Close the USPS and 31,000 Locations as It Becomes a Polluter
The U.S. Postal Service, which already has among the largest fossil fuel-powered vehicle fleets in America, has elected to buy new delivery trucks for $11.3 billion. Only 10% of these will be electric powered. The total number of new gasoline-powered trucks will total nearly 148,000, according to The Washington Post, which also reported that the decision was against the “Biden administration officials’ objections that the multibillion-dollar contract would undercut the nation’s climate goals.”
The new purchase will not improve fuel efficiency compared to the current USPS fleet of trucks. It will mean the postal system will be a major polluter for years to come.
Rivals FedEx and UPS already have begun to move toward electric-based fleets. FedEx recently bought 500 of these from General Motors. FedEx management said that it will buy nothing other than electric vehicles after 2025 and will have a fully electric fleet after 2040.
UPS has announced it has ordered 10,000 electric vehicles from U.K. manufacturer Arrival. UPS also made an investment in that company.
Additionally, the USPS, a thing of the past for several years, is slow, inefficient, poorly run and can be replaced by private enterprise. It has 31,000 offices, some of them in areas that have so few people that they do not get enough foot traffic to support them. It employs over 644,000 workers, over half a million of which have extremely high benefits, primarily negotiated by the American Postal Workers Union. The cost of these benefits alone, for both current and future retirees, is enough to swamp the USPS financially. The labor situation is similar to that of the car companies before GM and Chrysler went bankrupt in 2009.
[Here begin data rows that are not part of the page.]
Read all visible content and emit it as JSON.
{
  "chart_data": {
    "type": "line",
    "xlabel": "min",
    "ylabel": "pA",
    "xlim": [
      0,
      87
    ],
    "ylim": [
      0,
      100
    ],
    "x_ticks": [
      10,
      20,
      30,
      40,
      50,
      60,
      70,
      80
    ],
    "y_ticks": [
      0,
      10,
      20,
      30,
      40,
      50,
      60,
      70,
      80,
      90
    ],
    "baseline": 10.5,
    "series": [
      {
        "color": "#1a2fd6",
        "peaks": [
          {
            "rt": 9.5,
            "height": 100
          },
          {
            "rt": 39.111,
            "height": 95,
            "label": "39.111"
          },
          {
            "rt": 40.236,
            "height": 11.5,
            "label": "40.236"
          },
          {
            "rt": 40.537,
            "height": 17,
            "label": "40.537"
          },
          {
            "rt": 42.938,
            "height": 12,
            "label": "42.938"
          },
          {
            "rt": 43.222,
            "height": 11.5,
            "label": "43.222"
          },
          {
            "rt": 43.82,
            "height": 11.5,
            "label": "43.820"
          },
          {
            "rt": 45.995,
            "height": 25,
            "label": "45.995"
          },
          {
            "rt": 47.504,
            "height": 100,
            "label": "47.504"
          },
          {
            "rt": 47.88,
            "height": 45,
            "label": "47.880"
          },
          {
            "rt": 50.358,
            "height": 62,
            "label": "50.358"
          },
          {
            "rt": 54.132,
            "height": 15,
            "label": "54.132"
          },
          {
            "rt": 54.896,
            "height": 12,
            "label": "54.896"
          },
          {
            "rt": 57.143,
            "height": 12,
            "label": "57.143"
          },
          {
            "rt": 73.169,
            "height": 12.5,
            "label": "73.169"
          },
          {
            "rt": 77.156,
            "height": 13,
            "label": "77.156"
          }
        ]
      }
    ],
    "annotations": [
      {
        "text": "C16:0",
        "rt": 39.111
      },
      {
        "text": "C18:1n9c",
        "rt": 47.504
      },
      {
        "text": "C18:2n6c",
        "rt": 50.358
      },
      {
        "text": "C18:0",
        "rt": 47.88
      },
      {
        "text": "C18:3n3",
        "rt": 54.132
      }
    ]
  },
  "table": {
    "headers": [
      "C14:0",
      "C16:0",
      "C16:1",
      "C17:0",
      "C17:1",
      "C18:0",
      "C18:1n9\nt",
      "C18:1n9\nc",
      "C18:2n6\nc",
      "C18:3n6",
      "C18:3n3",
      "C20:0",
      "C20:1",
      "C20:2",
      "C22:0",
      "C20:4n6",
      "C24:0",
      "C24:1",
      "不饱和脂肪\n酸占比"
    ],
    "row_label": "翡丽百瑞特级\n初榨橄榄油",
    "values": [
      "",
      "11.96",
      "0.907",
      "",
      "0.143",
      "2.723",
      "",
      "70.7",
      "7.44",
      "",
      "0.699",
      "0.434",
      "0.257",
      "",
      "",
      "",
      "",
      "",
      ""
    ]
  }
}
Some of the 31,000 locations the USPS has could be sold and the money sent to the Treasury. Alternatively, UPS or FedEx could lease a number to use as service centers. The operating cost of each of these offices would be eliminated.
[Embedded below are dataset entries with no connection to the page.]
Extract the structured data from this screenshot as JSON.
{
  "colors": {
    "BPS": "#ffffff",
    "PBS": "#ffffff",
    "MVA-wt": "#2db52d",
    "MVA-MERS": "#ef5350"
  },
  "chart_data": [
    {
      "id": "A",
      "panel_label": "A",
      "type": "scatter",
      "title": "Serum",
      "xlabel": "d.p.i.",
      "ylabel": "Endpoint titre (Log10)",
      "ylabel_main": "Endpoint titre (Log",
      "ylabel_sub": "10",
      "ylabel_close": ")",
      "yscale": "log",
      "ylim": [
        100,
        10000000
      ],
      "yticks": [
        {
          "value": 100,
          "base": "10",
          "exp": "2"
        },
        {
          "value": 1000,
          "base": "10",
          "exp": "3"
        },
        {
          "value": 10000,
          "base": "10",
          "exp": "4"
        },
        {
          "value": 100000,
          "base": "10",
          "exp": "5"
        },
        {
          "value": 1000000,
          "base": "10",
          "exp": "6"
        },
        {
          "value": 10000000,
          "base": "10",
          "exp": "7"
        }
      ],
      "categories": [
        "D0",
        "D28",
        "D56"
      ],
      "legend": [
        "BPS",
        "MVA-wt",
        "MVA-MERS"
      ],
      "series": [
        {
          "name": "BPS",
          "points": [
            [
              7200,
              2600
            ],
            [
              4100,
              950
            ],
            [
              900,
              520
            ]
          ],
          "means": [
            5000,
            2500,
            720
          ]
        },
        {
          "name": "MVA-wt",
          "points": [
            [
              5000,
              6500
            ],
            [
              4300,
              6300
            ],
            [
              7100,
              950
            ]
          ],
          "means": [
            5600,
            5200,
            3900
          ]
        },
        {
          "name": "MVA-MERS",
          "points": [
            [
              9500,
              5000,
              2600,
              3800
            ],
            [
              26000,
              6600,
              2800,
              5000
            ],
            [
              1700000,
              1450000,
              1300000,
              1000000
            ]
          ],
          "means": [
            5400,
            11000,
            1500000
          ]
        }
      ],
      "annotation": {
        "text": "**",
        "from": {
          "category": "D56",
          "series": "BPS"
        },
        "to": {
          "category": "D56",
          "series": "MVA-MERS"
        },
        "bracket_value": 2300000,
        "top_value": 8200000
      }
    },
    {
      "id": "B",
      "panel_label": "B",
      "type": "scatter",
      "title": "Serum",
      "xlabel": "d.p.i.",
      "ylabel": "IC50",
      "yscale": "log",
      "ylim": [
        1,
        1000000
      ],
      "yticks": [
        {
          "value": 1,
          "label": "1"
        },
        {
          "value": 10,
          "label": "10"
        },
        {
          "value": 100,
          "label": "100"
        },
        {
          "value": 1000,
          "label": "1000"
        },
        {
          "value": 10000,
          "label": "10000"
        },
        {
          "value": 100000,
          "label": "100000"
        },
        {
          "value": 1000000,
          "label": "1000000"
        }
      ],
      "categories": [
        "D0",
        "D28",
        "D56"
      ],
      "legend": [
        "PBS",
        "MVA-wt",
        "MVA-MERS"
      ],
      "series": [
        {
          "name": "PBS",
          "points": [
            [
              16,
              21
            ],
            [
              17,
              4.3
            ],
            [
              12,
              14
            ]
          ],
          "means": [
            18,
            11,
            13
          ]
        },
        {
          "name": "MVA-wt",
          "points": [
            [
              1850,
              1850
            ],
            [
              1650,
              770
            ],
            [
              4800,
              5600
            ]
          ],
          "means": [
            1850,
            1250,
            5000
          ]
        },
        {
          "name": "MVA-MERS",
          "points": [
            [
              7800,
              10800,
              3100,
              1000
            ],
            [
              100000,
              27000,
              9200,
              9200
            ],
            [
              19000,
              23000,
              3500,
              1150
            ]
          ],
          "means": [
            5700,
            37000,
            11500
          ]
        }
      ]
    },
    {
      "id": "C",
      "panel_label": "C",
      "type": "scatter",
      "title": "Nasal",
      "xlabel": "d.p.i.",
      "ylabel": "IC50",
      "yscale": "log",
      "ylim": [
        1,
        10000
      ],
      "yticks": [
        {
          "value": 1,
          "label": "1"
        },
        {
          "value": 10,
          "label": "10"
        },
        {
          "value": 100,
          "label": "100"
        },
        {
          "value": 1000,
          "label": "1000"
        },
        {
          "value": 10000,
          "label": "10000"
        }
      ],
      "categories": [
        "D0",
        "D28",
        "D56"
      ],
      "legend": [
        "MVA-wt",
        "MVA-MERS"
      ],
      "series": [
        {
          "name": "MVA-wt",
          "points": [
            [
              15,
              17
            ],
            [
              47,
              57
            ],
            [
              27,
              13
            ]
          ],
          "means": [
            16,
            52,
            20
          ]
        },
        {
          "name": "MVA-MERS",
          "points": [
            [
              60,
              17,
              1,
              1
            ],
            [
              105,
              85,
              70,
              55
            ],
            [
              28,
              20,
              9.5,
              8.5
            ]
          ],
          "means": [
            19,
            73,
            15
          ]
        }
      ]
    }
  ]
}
Closing the USPS would allow an end to the fiction that mail must be delivered six days a week. Daily mail delivery has almost no benefits. FedEx and UPS have extensive experience delivering mail periodically. Certainly, three deliveries a week would be adequate. It would be the financial responsibility of UPS and FedEx to do this without recourse to government money. There would be some cap on what they could charge businesses and individuals for mail, although that might be above current levels.
People nationwide have not been sufficiently encouraged to use email for correspondence and business documents. Although a huge amount of communication among Americans is done via email, the USPS had no reason to aggressively promote it as a low-cost option. The same is true with transactions that include payments, almost all of which can be done electronically, saving companies untold expenses and the public the cost of first-class stamps to send in checks.